You are giving your dd her feed which she would normally have at between 3 and 4 when she wakes at 5ish. Is she then asking for food at around 7 or are trying to stretch her until 7 and miss out the 5ish feed all together?

callamia · 20/01/2014 07:54

It's usually quite easy to tell that an 'on demand' baby is hungry - long before tears.

I wonder what routine-feed babies do when they're facing a growth spurt? (I've been curious about this for a while). Is it common to give a little more on very hungry days?

What do you plan to do between 5 and 7am if your baby us awake and in search of food? These aren't judgements - just questions - I don't feel able to have an opinion on something that I don't really understand.

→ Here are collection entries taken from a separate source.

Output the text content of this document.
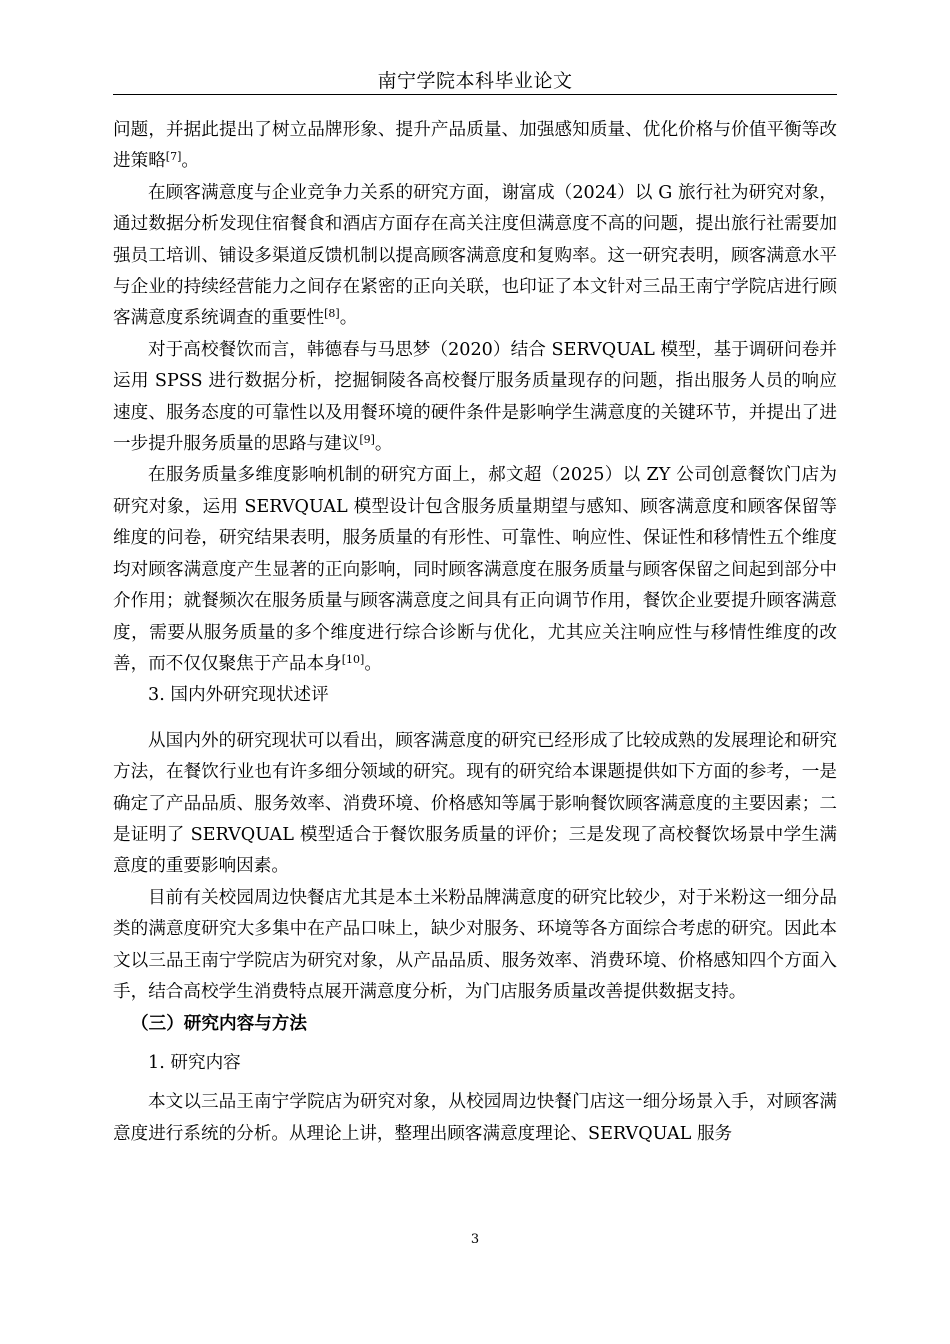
南宁学院本科毕业论文

问题，并据此提出了树立品牌形象、提升产品质量、加强感知质量、优化价格与价值平衡等改进策略[7]。

在顾客满意度与企业竞争力关系的研究方面，谢富成（2024）以 G 旅行社为研究对象，通过数据分析发现住宿餐食和酒店方面存在高关注度但满意度不高的问题，提出旅行社需要加强员工培训、铺设多渠道反馈机制以提高顾客满意度和复购率。这一研究表明，顾客满意水平与企业的持续经营能力之间存在紧密的正向关联，也印证了本文针对三品王南宁学院店进行顾客满意度系统调查的重要性[8]。

对于高校餐饮而言，韩德春与马思梦（2020）结合 SERVQUAL 模型，基于调研问卷并运用 SPSS 进行数据分析，挖掘铜陵各高校餐厅服务质量现存的问题，指出服务人员的响应速度、服务态度的可靠性以及用餐环境的硬件条件是影响学生满意度的关键环节，并提出了进一步提升服务质量的思路与建议[9]。

在服务质量多维度影响机制的研究方面上，郝文超（2025）以 ZY 公司创意餐饮门店为研究对象，运用 SERVQUAL 模型设计包含服务质量期望与感知、顾客满意度和顾客保留等维度的问卷，研究结果表明，服务质量的有形性、可靠性、响应性、保证性和移情性五个维度均对顾客满意度产生显著的正向影响，同时顾客满意度在服务质量与顾客保留之间起到部分中介作用；就餐频次在服务质量与顾客满意度之间具有正向调节作用，餐饮企业要提升顾客满意度，需要从服务质量的多个维度进行综合诊断与优化，尤其应关注响应性与移情性维度的改善，而不仅仅聚焦于产品本身[10]。

3. 国内外研究现状述评

从国内外的研究现状可以看出，顾客满意度的研究已经形成了比较成熟的发展理论和研究方法，在餐饮行业也有许多细分领域的研究。现有的研究给本课题提供如下方面的参考，一是确定了产品品质、服务效率、消费环境、价格感知等属于影响餐饮顾客满意度的主要因素；二是证明了 SERVQUAL 模型适合于餐饮服务质量的评价；三是发现了高校餐饮场景中学生满意度的重要影响因素。

目前有关校园周边快餐店尤其是本土米粉品牌满意度的研究比较少，对于米粉这一细分品类的满意度研究大多集中在产品口味上，缺少对服务、环境等各方面综合考虑的研究。因此本文以三品王南宁学院店为研究对象，从产品品质、服务效率、消费环境、价格感知四个方面入手，结合高校学生消费特点展开满意度分析，为门店服务质量改善提供数据支持。

（三）研究内容与方法

1. 研究内容

本文以三品王南宁学院店为研究对象，从校园周边快餐门店这一细分场景入手，对顾客满意度进行系统的分析。从理论上讲，整理出顾客满意度理论、SERVQUAL 服务

3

jaggythistle · 20/01/2014 07:56

Grr. Think not thing and bit not but!

Sorry if my post is a bit grumpy OP, it just seems like you're over worrying here.

Taler · 20/01/2014 08:04

My HV said they DO need water when you give them formula as "formula is a feed only and not a drink unlike breast milk". I give my DD between 3 and 5oz water a day.

The only time I try to "hold her off" with water would be if, for example, she was due a feed at 3pm but at 2pm she seemed hungry. BUT if water didn't work in that instance is always feed her, early or not! Saying I'm filling her up on water with no nutrition is a horrible thing to say! It's implying I'm not caring for her and neglecting her!

Why do all you mums who feed on demand have such an issue with routines? If they were that wrong and that harmful we wouldn't do it! I waited 3 years for my DD. I love her more than words could say. She is a happy, healthy and contented baby and a large part of that is because she is in a routine.

I don't say feeding on demand is wrong. If it works for you then that's great.

There is plenty out there to make us mums (especially us new mums) feel inadequate without this bullsh*t being added unnecessarily. Am I not right?! Surely as long as our babies are fed and loved then how the hell does it matter how we achieve that ?!!!